European man. In the morning, Rose left home at seven, finishing at seven in the evening. There was a pause from lunchtime until 4:00 p.m.  As she walked through Rome, she understood better the contents of the Synod. “I thought that the problem there in Africa is the same problem that is in Europe. It is the problem of European man: lack of faith. You see people in the street, you meet them in the shops, and many of them are sad. They have everything, yet they are sad, with some faces that I don’t see even in Africa, where people have very little. So I ask myself: what makes people happy?” If you discover that, when you have solved the problems, you haven’t solved the question of life, you ask yourself, “What can solve it?” As she answers, Rose thinks of the face of a friend she discovered over these days: Rudolf Deng Majak, Bishop of Wau, and President of the Sudan Bishops’ Conference. “Every time we spoke, he reminded us of the fact that without God, nothing is possible: ‘Without Him, we will do nothing.’ He kept repeating this.” Knowing that the region from which Deng comes is one of the most problematic of the area, she expected to meet in him someone afflicted. Quite the opposite: “He told us that everything is lacking where he comes from, and he was smiling,” as if the problems made the Mystery more imposing. “Not because it’s nice to be poor, but because the point is not to take away the problems, but to discover the meaning of things.”
She has this opportunity before her eyes every day.

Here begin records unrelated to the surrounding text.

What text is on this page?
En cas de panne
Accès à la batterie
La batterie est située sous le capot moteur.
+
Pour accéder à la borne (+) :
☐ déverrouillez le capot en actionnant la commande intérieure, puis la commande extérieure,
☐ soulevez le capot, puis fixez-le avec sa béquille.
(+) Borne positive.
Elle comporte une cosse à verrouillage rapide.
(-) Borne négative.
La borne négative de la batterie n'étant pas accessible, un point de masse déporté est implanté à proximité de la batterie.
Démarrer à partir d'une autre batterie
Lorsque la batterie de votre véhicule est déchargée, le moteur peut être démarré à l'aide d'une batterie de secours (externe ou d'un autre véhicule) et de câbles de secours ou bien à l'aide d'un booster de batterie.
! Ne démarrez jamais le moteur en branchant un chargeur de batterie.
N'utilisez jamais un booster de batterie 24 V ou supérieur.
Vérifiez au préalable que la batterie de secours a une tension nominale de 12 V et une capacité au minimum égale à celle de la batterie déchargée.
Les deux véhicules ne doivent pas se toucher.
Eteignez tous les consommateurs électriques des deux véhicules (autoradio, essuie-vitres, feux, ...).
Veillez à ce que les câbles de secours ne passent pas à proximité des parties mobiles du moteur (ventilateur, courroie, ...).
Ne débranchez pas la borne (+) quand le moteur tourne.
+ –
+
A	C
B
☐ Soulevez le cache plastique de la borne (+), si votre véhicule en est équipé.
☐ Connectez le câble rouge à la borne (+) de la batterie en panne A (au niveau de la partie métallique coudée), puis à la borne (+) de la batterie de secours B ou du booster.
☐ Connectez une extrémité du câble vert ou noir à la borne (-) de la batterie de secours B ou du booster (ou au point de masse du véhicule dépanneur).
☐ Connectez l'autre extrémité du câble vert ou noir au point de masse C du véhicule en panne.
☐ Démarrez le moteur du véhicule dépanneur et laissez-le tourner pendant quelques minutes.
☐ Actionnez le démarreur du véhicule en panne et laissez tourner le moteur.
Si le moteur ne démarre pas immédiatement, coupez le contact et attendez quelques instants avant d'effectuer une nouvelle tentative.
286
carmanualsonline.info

Think of the women of Meeting Point. “They still have all their problems, but they know that something great has happened in their lives. Their hearts have encountered God, and this is like the end of their problems, so they go singing to the quarry every day.” It is just what the Pope said at the Synod: “Christianity is not a collection of ideas, but a way of life, because Christianity is charity, it is love.”

Land of martyrs. At the end of the days of the Synod, the Pope wanted to have lunch with the participants. He wanted to greet all of them, in groups of fifteen, to embrace them, one by one. “When he came up, I thanked him. I brought him greetings from my women, and he said to me, ‘It is the land of martyrs.’ He wanted to remind me of my belonging, to tell me once again that the faith has reached Uganda.” The Holy Martyrs of Uganda are the men who were killed between 1885 and 1887, sons of African tradition who became Christians. They affirmed God to the point of death.
In greeting the Pope, Rose understood better what Fr. Carrón tells us, that, “a man who belongs to God cries out to God–see, Benedict XVI in his belonging cries out to God that His will be done. And it is really true that an ‘I’ in relationship with the Mystery is able to change everything around him.”